Theoretical analysis of a multiple-effect diffusion still producing highly concentrated seawater

A multiple-effect diffusion still producing highly concentrated seawater was theoretically analyzed taking variations of the boiling point elevation (BPE) into account. The still consists of a series of seawater-soaked wicks stuck on closely-spaced parallel plates with the first plate steam-heated at 100 degrees C and the last plate cooled in 30 degrees C ambient air. Evaporation from the wicks increases the BPE more rapidly at downstream distances closer to exits of evaporating areas, and this increase reduces evaporation flux significantly at downstream regions on the wicks.
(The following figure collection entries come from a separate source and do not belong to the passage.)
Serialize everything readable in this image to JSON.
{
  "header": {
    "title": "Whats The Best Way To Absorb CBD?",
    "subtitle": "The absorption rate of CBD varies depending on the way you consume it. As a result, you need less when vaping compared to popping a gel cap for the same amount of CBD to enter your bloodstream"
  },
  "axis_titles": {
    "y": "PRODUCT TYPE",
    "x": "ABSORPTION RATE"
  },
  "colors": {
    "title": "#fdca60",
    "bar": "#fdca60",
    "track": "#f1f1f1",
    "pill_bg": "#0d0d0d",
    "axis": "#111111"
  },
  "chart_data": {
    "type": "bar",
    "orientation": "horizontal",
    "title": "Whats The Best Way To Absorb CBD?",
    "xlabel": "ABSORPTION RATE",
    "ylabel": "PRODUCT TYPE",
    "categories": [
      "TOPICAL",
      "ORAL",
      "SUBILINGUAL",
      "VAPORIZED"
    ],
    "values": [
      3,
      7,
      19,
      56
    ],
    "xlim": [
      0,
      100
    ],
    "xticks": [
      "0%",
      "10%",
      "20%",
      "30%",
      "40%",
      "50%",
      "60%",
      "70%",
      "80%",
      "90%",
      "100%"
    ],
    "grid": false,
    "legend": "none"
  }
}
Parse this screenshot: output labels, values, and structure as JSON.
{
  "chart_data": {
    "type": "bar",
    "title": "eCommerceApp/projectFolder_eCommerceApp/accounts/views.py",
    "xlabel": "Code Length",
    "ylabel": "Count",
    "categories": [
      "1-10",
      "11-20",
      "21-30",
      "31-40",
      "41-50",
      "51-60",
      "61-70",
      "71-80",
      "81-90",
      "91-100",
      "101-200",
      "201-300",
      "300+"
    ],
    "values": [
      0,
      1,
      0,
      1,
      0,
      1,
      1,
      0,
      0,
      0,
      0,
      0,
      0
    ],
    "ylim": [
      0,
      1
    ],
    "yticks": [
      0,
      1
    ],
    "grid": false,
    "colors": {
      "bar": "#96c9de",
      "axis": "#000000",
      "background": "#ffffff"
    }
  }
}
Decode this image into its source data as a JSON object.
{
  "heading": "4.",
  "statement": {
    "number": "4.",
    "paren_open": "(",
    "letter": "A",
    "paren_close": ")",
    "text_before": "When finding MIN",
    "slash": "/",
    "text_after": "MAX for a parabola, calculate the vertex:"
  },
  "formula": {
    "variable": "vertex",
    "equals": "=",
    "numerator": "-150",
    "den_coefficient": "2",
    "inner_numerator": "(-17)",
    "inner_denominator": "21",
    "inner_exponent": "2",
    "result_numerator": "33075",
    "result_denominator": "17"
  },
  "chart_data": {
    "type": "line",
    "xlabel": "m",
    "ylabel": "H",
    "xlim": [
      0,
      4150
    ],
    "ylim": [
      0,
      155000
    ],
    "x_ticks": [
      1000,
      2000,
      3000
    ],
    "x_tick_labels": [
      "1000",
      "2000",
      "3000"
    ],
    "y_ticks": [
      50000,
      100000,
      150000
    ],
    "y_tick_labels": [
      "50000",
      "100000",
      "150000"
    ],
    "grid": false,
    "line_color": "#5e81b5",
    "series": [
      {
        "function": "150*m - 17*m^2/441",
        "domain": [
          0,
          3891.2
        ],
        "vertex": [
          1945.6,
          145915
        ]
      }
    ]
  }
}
An 80% heat recovery from products of hot condensate and concentrate reduces the steam consumption by 46%. The steam consumption decreases more rapidly with an increasing number of wicks than does the production rate; thus, a lower steam consumption ratio is observed for the still having more wicks. Narrowing the gaps between the plates greatly increases the production rate with a slight decrease in the steam consumption ratio. The still with 19 wicks with 1 m by 2 m evaporating areas, 5 mm gaps and 80% heat recovery produces 12 kg distillate and 3.3 kg concentrate of 0.16 kg/kg-water concentration per 1 kg steam consumption with a 26.4 kg/h distillate production rate.